HighlightsWarriors on Wheels founder, Mary Alisa Franklin, brings campaign to Belize

BELIZE CITY, Wed. Sept. 6, 2017–Unless you’ve spent a day in a wheelchair, you very likely cannot begin to fathom the everyday challenges with which a paraplegic has to contend on a regular basis.

Imagine having to crawl up the stairway to get into a plane because help is refused, as was the case with a man in Japan, to enable safe boarding onto a commercial flight! And imagine the dread of being carried down wobbly stairs from an aircraft, just because a lift, which would make for safer conveyance, is unavailable.

Provisions to enable people with diverse abilities to move around as independently as possible are fundamental to ensuring that these persons can go where they want to go, when they need to go. It is their right to seek and demand the fullest human existence possible.

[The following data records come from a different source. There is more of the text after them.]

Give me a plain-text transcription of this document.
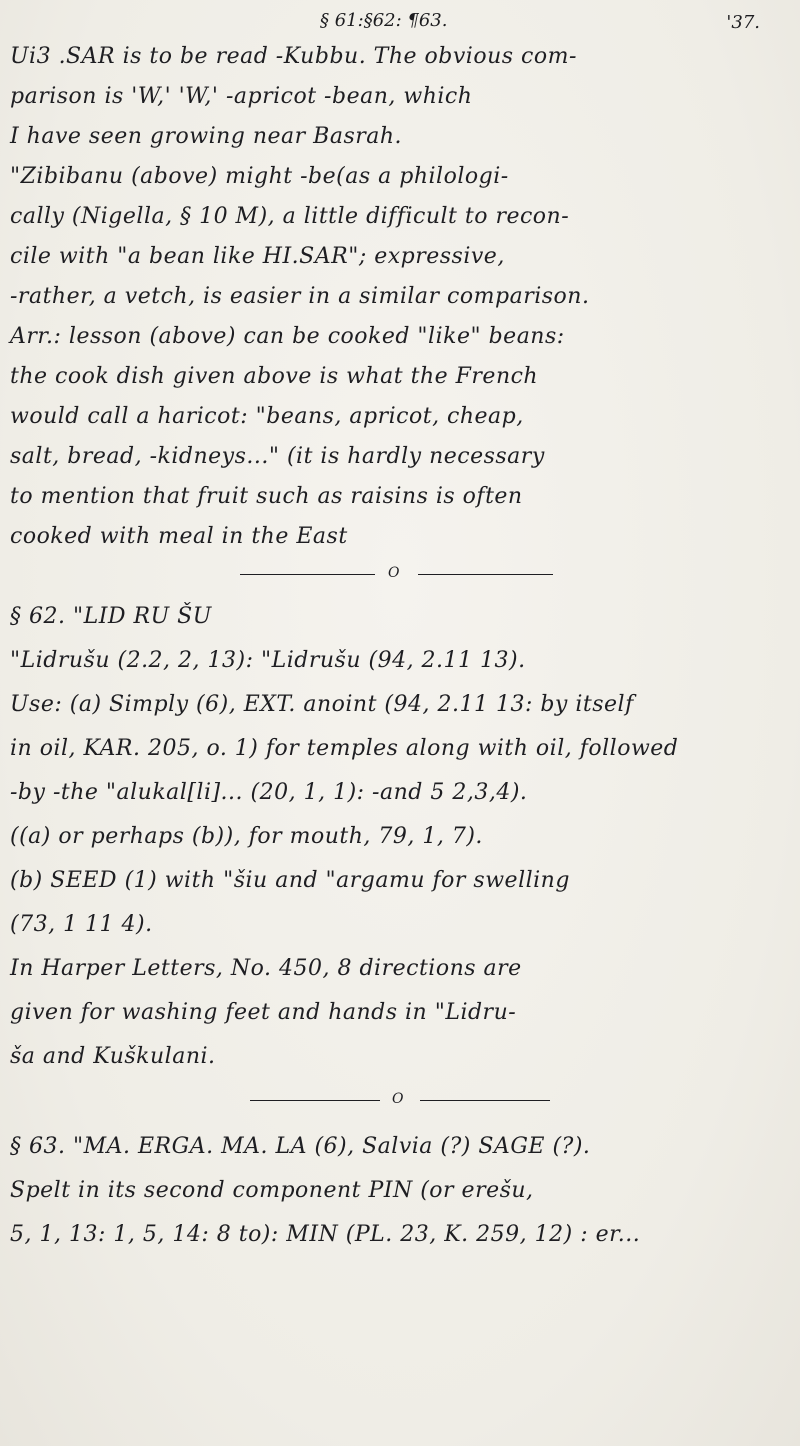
§ 61:§62: ¶63.	'37.
Ui3 .SAR is to be read -Kubbu. The obvious com-
parison is 'W,' 'W,' -apricot -bean, which
I have seen growing near Basrah.
"Zibibanu (above) might -be(as a philologi-
cally (Nigella, § 10 M), a little difficult to recon-
cile with "a bean like HI.SAR"; expressive,
-rather, a vetch, is easier in a similar comparison.
Arr.: lesson (above) can be cooked "like" beans:
the cook dish given above is what the French
would call a haricot: "beans, apricot, cheap,
salt, bread, -kidneys..." (it is hardly necessary
to mention that fruit such as raisins is often
cooked with meal in the East
O
§ 62. "LID RU ŠU
"Lidrušu (2.2, 2, 13): "Lidrušu (94, 2.11 13).
Use: (a) Simply (6), EXT. anoint (94, 2.11 13: by itself
in oil, KAR. 205, o. 1) for temples along with oil, followed
-by -the "alukal[li]... (20, 1, 1): -and 5 2,3,4).
((a) or perhaps (b)), for mouth, 79, 1, 7).
(b) SEED (1) with "šiu and "argamu for swelling
(73, 1 11 4).
In Harper Letters, No. 450, 8 directions are
given for washing feet and hands in "Lidru-
ša and Kuškulani.
O
§ 63. "MA. ERGA. MA. LA (6), Salvia (?) SAGE (?).
Spelt in its second component PIN (or erešu,
5, 1, 13: 1, 5, 14: 8 to): MIN (PL. 23, K. 259, 12) : er...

When Mary Lisa Franklin, 58, sister of Kremandala’s Virginia Echols, was injured in a road traffic accident 21 years ago, it devastated her. She realizes that she did not have to survive it, and her very survival gave her the impetus to achieve a higher calling in advocating for better amenities for people who are wheelchair-bound. She has been doing so through her organization, Warriors on Wheels, engaging in everything from dialogue to protests – all peacefully executed to achieve their cause.

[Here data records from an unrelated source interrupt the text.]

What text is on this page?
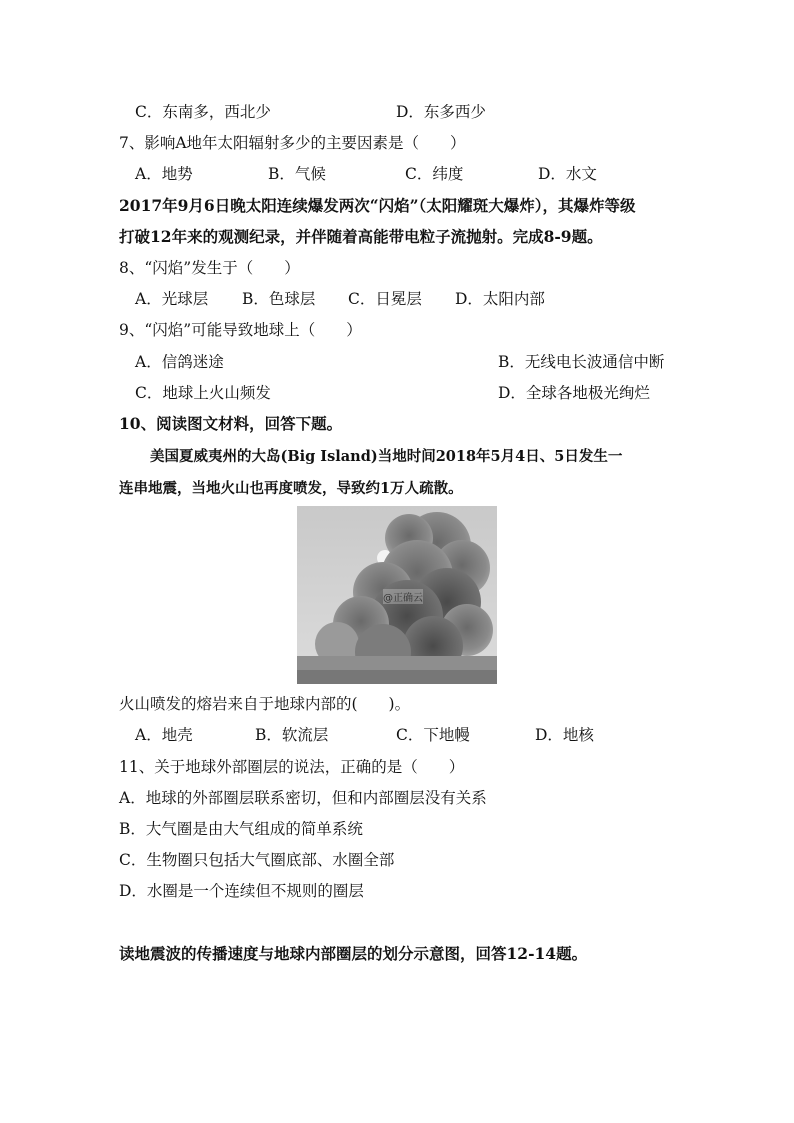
C．东南多，西北少	D．东多西少
7、影响A地年太阳辐射多少的主要因素是（　　）
A．地势	B．气候	C．纬度	D．水文
2017年9月6日晚太阳连续爆发两次“闪焰”（太阳耀斑大爆炸），其爆炸等级
打破12年来的观测纪录，并伴随着高能带电粒子流抛射。完成8-9题。
8、“闪焰”发生于（　　）
A．光球层 B．色球层 C．日冕层 D．太阳内部
9、“闪焰”可能导致地球上（　　）
A．信鸽迷途	B．无线电长波通信中断
C．地球上火山频发	D．全球各地极光绚烂
10、阅读图文材料，回答下题。
美国夏威夷州的大岛(Big Island)当地时间2018年5月4日、5日发生一
连串地震，当地火山也再度喷发，导致约1万人疏散。
@正确云
火山喷发的熔岩来自于地球内部的(　　)。
A．地壳	B．软流层	C．下地幔	D．地核
11、关于地球外部圈层的说法，正确的是（　　）
A．地球的外部圈层联系密切，但和内部圈层没有关系
B．大气圈是由大气组成的简单系统
C．生物圈只包括大气圈底部、水圈全部
D．水圈是一个连续但不规则的圈层
读地震波的传播速度与地球内部圈层的划分示意图，回答12-14题。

In an interview with Amandala today, Franklin, who is in Belize from September 5 to 11 for the 70th birthday celebration of Virginia Echols, recounted: “I was in an automobile accident in 1996. A drunk driver hit the car I was riding in and I had a spinal cord injury. So from that point on, noticing how inaccessible the community was and how hard it was to get into certain public places, I decided to do something about it and that’s how I started the organization.”

Franklin says that whereas there are things that she needs help with, there are other things she can do for herself.

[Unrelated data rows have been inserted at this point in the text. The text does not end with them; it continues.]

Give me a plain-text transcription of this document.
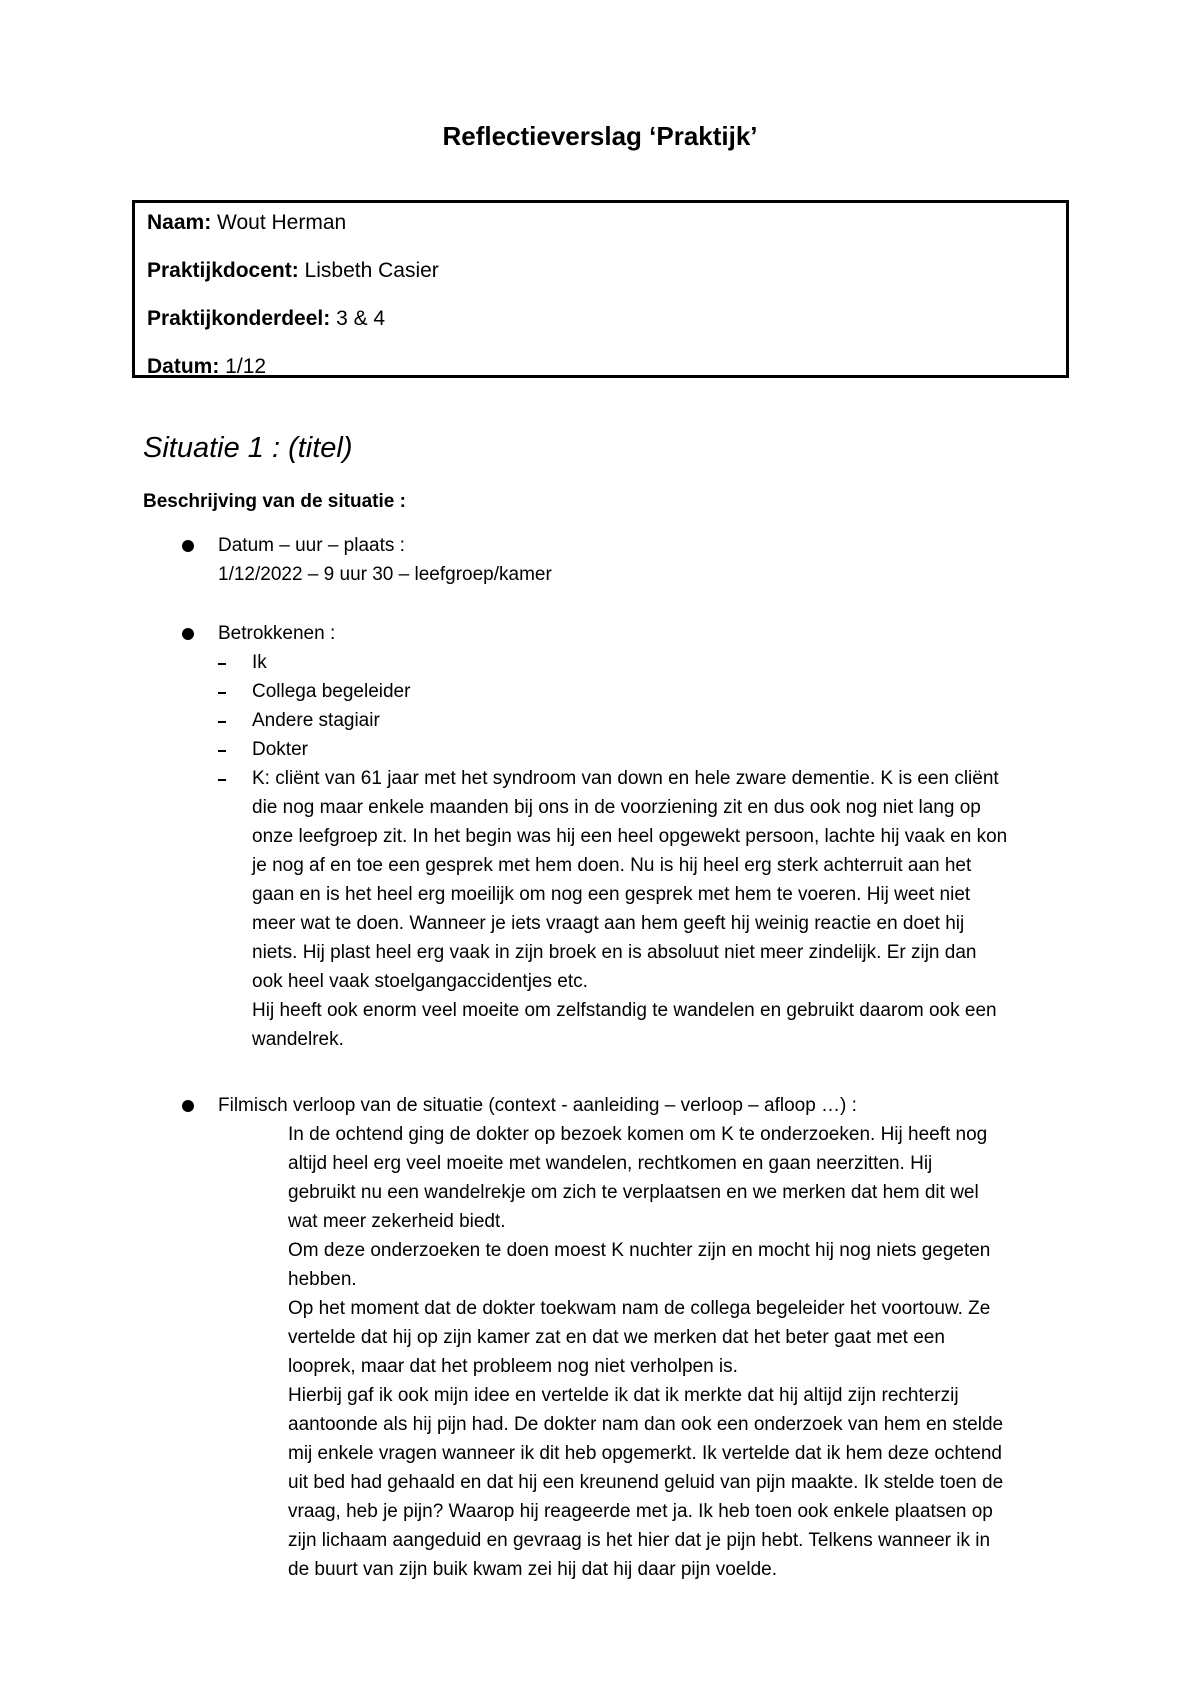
Reflectieverslag ‘Praktijk’
Naam: Wout Herman
Praktijkdocent: Lisbeth Casier
Praktijkonderdeel: 3 & 4
Datum: 1/12
Situatie 1 : (titel)
Beschrijving van de situatie :
Datum – uur – plaats :
1/12/2022 – 9 uur 30 – leefgroep/kamer
Betrokkenen :
Ik
Collega begeleider
Andere stagiair
Dokter
K: cliënt van 61 jaar met het syndroom van down en hele zware dementie. K is een cliënt
die nog maar enkele maanden bij ons in de voorziening zit en dus ook nog niet lang op
onze leefgroep zit. In het begin was hij een heel opgewekt persoon, lachte hij vaak en kon
je nog af en toe een gesprek met hem doen. Nu is hij heel erg sterk achterruit aan het
gaan en is het heel erg moeilijk om nog een gesprek met hem te voeren. Hij weet niet
meer wat te doen. Wanneer je iets vraagt aan hem geeft hij weinig reactie en doet hij
niets. Hij plast heel erg vaak in zijn broek en is absoluut niet meer zindelijk. Er zijn dan
ook heel vaak stoelgangaccidentjes etc.
Hij heeft ook enorm veel moeite om zelfstandig te wandelen en gebruikt daarom ook een
wandelrek.
Filmisch verloop van de situatie (context - aanleiding – verloop – afloop …) :
In de ochtend ging de dokter op bezoek komen om K te onderzoeken. Hij heeft nog
altijd heel erg veel moeite met wandelen, rechtkomen en gaan neerzitten. Hij
gebruikt nu een wandelrekje om zich te verplaatsen en we merken dat hem dit wel
wat meer zekerheid biedt.
Om deze onderzoeken te doen moest K nuchter zijn en mocht hij nog niets gegeten
hebben.
Op het moment dat de dokter toekwam nam de collega begeleider het voortouw. Ze
vertelde dat hij op zijn kamer zat en dat we merken dat het beter gaat met een
looprek, maar dat het probleem nog niet verholpen is.
Hierbij gaf ik ook mijn idee en vertelde ik dat ik merkte dat hij altijd zijn rechterzij
aantoonde als hij pijn had. De dokter nam dan ook een onderzoek van hem en stelde
mij enkele vragen wanneer ik dit heb opgemerkt. Ik vertelde dat ik hem deze ochtend
uit bed had gehaald en dat hij een kreunend geluid van pijn maakte. Ik stelde toen de
vraag, heb je pijn? Waarop hij reageerde met ja. Ik heb toen ook enkele plaatsen op
zijn lichaam aangeduid en gevraag is het hier dat je pijn hebt. Telkens wanneer ik in
de buurt van zijn buik kwam zei hij dat hij daar pijn voelde.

“I can still wash dishes and cook,” she said, adding later that she also loves kayaking.

“When you think of things that should be in place to aid our independence, then those things should be done because we are citizens who [are deserving], just like the next person,” Franklin expressed.

When Franklin, who lives in Detroit, Michigan, came to Belize via a commercial flight, she was the last passenger to exit the airplane, and that was because she had to be carried down the stairs strapped in an aisle seat. At 5 feet 9 inches tall, she knew that she would have challenges with her legs.

“I felt uncomfortable. They lifted me in the air and that was scary!” she expressed.

She said that her knees and legs were strapped down, and her arms crisscrossed in front of her. She was then placed in a wheelchair at the foot of the stairs.

Her deeper concern is for others who may weigh more or be taller than she is, and who may not want to have their independence taken away.

When I was in the States, I did some research and found that there is a company that makes ramps…” said Franklin. She is awaiting an estimate, and she believes that the airlines which come to Belize could collaborate to purchase the lifter to aid in ground transportation not just for persons who use wheelchairs but also the elderly, who are assisted on arrival with wheelchairs to move through Immigration and Customs posts at the airport.

Franklin has teamed up with the Belize Association for People with Diverse Abilities (BAPDA) to offer a session at the Radisson Fort George Hotel this week for families who all of a sudden find themselves with a person that has become physically challenged.

“I didn’t have to survive that night, but I did and I came back stronger than ever and He has opened a lot of doors for me…” she said, optimistic that her advocacy here in Belize could also pay economic dividends for the tourism sector, as adding a lifter for airplanes and other needed amenities that would help persons be more independent would attract more tourists with diverse abilities to Belize.